Recurring Dates in Ruby iCalendar Using Runt, Ep. 1

Posted by Larry Karnowski Fri, 14 Mar 2008 20:00:00 GMT

What began as my "learn to write Ruby" project almost a year ago is finally taking shape thanks to Open Source Fridays at my new place of gainful employment -- Relevance!

iCalendar is the open standard for those ubiquitous *.ics files. These are the files we read and write with Apple's iCal, Google Calendars, and other standards-based calendaring programs. (Read that as "all calendars except Outlook.")

Ruby has a partial implementation of the specification at the Rubyforge iCalendar project. However, it's missing one important feature -- recurring dates.

For example, that 1pm Monday meeting that you have every week? The Ruby iCalendar project doesn't support it. Now, don't give the iCalendar folks a hard time -- recurring rules are damn hard to implement, and they've spent their time doing the most important stuff -- reading and writing the *.ics files. Also, since most webapps nowadays just export important dates as one-off dates anyway -- the Ruby implementation of iCalendar just hasn't really needed a recurring date implementation. (But we really want one!)

I started by brute forcing my way through the massive list of examples in the RFC 2445. I foolishly thought it was just a matter of hacking out an example using TDD and then refactoring all previous examples. No... I've found out it's just not that simple. (And let's face it, if that's all it took then the Ruby iCalendar folks would've added it ages ago! Poor, naive Larry.)

Then at one of the Raleigh.rb hack nights, Nathaniel Talbott recommended that I look at a little-known Ruby toolkit called Runt. This toolkit implements something called temporal expressions. You remember that weekly 1pm Monday meeting you have? Come to find out that with Runt they look like this:

  DIWeek.new(Mon) & REDay.new(13, 00,14, 00)

You read this as: "day in week: Monday, and range each day: from 1pm to 2pm". You can use this temporal expression either to generate a list of matching DateTimes or to check if a given DateTime matches. Very powerful stuff, incredibly powerful. (By the way, this all comes from an idea by Martin Fowler and implemented by Matthew Lipper.)

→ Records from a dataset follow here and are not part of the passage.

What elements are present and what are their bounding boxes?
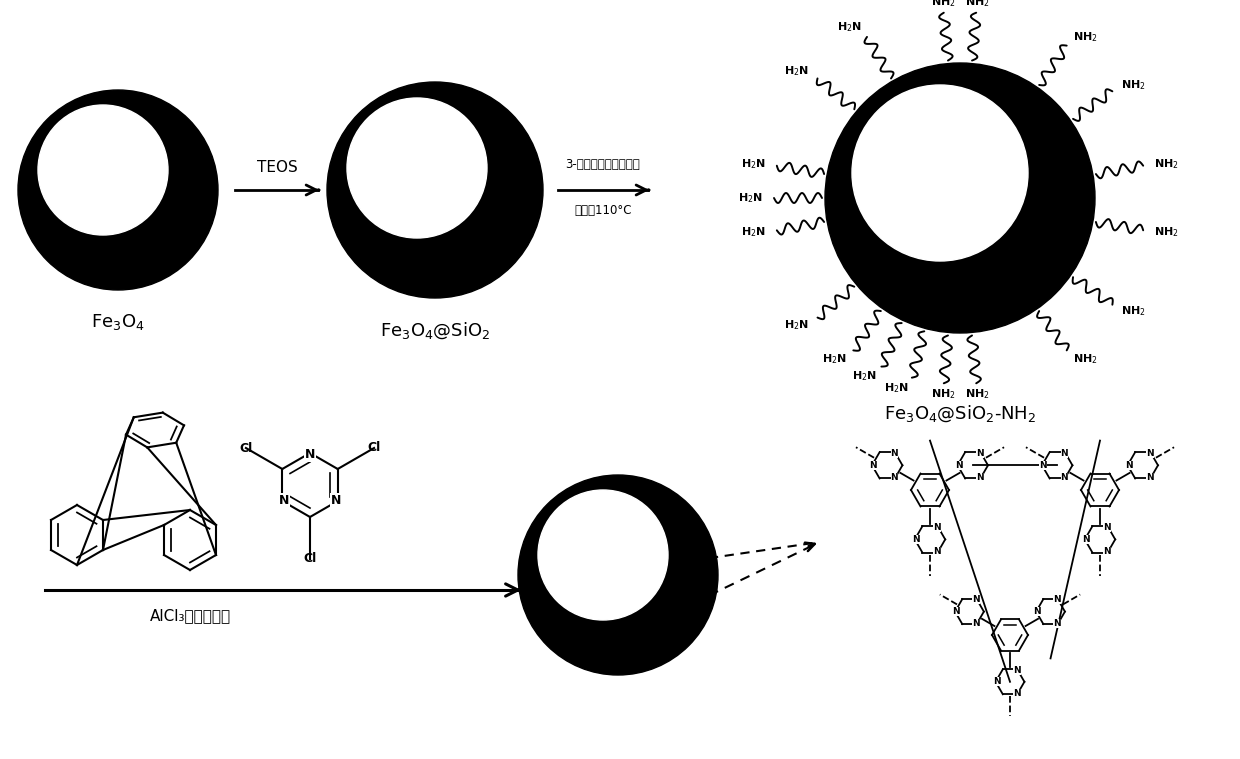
Text: N: N (1060, 449, 1068, 458)
Text: N: N (1146, 449, 1153, 458)
Circle shape (852, 85, 1028, 261)
Text: N: N (1125, 461, 1132, 470)
Text: N: N (869, 461, 877, 470)
Circle shape (825, 63, 1095, 333)
Circle shape (327, 82, 543, 298)
Text: N: N (993, 677, 1001, 686)
Text: N: N (976, 449, 983, 458)
Text: Cl: Cl (367, 442, 381, 455)
Text: Fe$_3$O$_4$@SiO$_2$-NH$_2$: Fe$_3$O$_4$@SiO$_2$-NH$_2$ (884, 403, 1037, 424)
Text: NH$_2$: NH$_2$ (965, 0, 990, 8)
Text: N: N (952, 607, 960, 616)
Text: NH$_2$: NH$_2$ (1073, 30, 1097, 43)
Text: N: N (1039, 461, 1047, 470)
Text: N: N (1054, 619, 1061, 628)
Text: H$_2$N: H$_2$N (738, 191, 763, 205)
Text: TEOS: TEOS (257, 160, 298, 175)
Circle shape (19, 90, 218, 290)
Text: Fe$_3$O$_4$@SiO$_2$: Fe$_3$O$_4$@SiO$_2$ (379, 320, 490, 341)
Text: N: N (972, 596, 980, 604)
Text: NH$_2$: NH$_2$ (930, 0, 955, 8)
Text: 3-氨丙基三甲氧基硅烷: 3-氨丙基三甲氧基硅烷 (565, 158, 640, 171)
Text: N: N (1104, 523, 1111, 531)
Text: 甲苯，110°C: 甲苯，110°C (574, 204, 631, 217)
Text: Cl: Cl (239, 442, 253, 455)
Text: H$_2$N: H$_2$N (742, 157, 766, 171)
Text: H$_2$N: H$_2$N (822, 352, 847, 367)
Text: NH$_2$: NH$_2$ (1121, 78, 1146, 92)
Text: N: N (911, 535, 920, 544)
Text: H$_2$N: H$_2$N (742, 225, 766, 239)
Text: N: N (331, 493, 341, 506)
Text: N: N (972, 619, 980, 628)
Text: NH$_2$: NH$_2$ (930, 387, 955, 402)
Text: Cl: Cl (304, 553, 316, 565)
Text: NH$_2$: NH$_2$ (1073, 352, 1097, 367)
Circle shape (38, 105, 167, 235)
Text: Fe$_3$O$_4$: Fe$_3$O$_4$ (91, 312, 145, 332)
Text: NH$_2$: NH$_2$ (1154, 225, 1179, 239)
Text: H$_2$N: H$_2$N (784, 318, 808, 332)
Text: N: N (279, 493, 289, 506)
Text: N: N (1054, 596, 1061, 604)
Text: N: N (1146, 473, 1153, 482)
Text: N: N (1083, 535, 1090, 544)
Text: N: N (1060, 473, 1068, 482)
Circle shape (518, 475, 718, 675)
Text: N: N (1013, 689, 1021, 698)
Text: N: N (890, 449, 898, 458)
Text: H$_2$N: H$_2$N (784, 65, 808, 78)
Text: N: N (1013, 666, 1021, 675)
Text: N: N (976, 473, 983, 482)
Text: NH$_2$: NH$_2$ (965, 387, 990, 402)
Text: H$_2$N: H$_2$N (837, 20, 862, 34)
Text: N: N (934, 547, 941, 556)
Circle shape (538, 490, 668, 620)
Text: N: N (1033, 607, 1040, 616)
Text: H$_2$N: H$_2$N (884, 381, 909, 395)
Text: N: N (1104, 547, 1111, 556)
Text: H$_2$N: H$_2$N (852, 370, 877, 383)
Text: NH$_2$: NH$_2$ (1121, 304, 1146, 318)
Text: AlCl₃，二氯甲烷: AlCl₃，二氯甲烷 (150, 608, 231, 623)
Text: N: N (890, 473, 898, 482)
Text: NH$_2$: NH$_2$ (1154, 157, 1179, 171)
Text: N: N (305, 449, 315, 461)
Text: N: N (934, 523, 941, 531)
Circle shape (347, 98, 487, 238)
Text: N: N (955, 461, 962, 470)
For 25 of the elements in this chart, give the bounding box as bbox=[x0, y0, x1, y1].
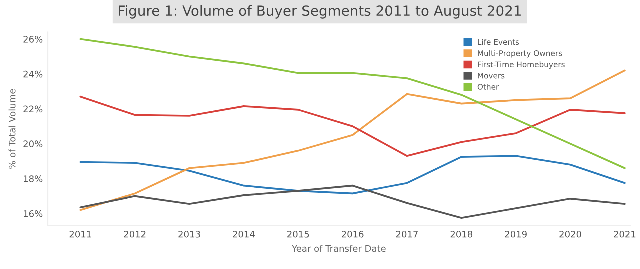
x-tick-label: 2018 bbox=[450, 230, 473, 238]
y-tick-label: 26% bbox=[24, 36, 43, 43]
line-series bbox=[80, 70, 626, 212]
line-series bbox=[80, 155, 626, 195]
x-tick-label: 2012 bbox=[124, 230, 146, 238]
x-axis-title: Year of Transfer Date bbox=[292, 245, 386, 252]
y-tick-label: 20% bbox=[24, 140, 43, 148]
y-tick-label: 24% bbox=[24, 70, 43, 78]
y-tick-label: 22% bbox=[24, 106, 43, 113]
x-tick-label: 2019 bbox=[505, 230, 527, 238]
x-tick-label: 2015 bbox=[288, 230, 310, 238]
line-series bbox=[80, 38, 626, 170]
x-tick-label: 2020 bbox=[560, 230, 582, 238]
line-series bbox=[80, 96, 626, 158]
x-tick-label: 2021 bbox=[614, 230, 636, 238]
x-tick-label: 2011 bbox=[70, 230, 92, 238]
x-tick-label: 2017 bbox=[396, 230, 418, 238]
y-tick-label: 16% bbox=[24, 210, 43, 218]
x-tick-label: 2013 bbox=[178, 230, 200, 238]
x-tick-label: 2014 bbox=[233, 230, 255, 238]
y-axis-title: % of Total Volume bbox=[8, 89, 16, 169]
y-tick-label: 18% bbox=[24, 176, 43, 182]
line-series bbox=[80, 184, 626, 220]
chart-title: Figure 1: Volume of Buyer Segments 2011 to August 2021 bbox=[119, 5, 521, 19]
x-tick-label: 2016 bbox=[342, 230, 364, 238]
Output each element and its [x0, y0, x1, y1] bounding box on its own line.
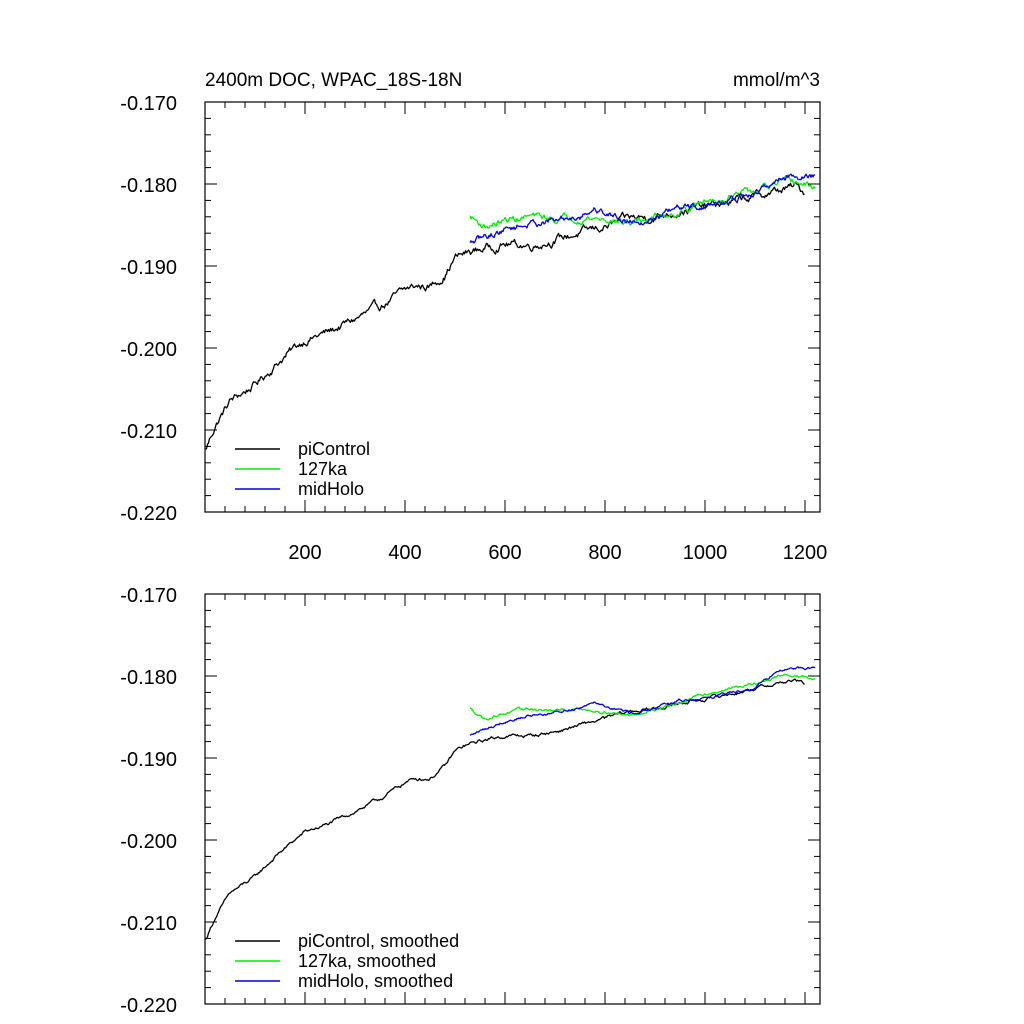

So, now my problem looks like this:

  • Take the iCalendar recurring rule (called a RRULE) syntax and convert it into an appropriate Runt temporal expression.
  • Let Runt do all the work.

I'm home free! Or... well, I'm not. Come to find out, Runt only implemented about 60% of what I needed to implement the full iCalendar spec. The biggest missing piece was the ability to handle dates at a "week precision". That is, I need to be able to know if a given day and another given day are in the same week. I finally got that feature in today!

So now with the weekly precision and a few other temporal expressions I added, I now have all but 14 of the 41 examples working as Test::Unit tests in Runt! That 65% may sound a little low, but it is actually something like 80% of the total iCalendar functionality. It's definitely all the key features. It definitely supports recurring rules based on a given day and month (mark November 15th on your calendar! it's my birthday!), and it definitely supports week-based recurring rules like the 1pm Monday meeting above. What else do you need?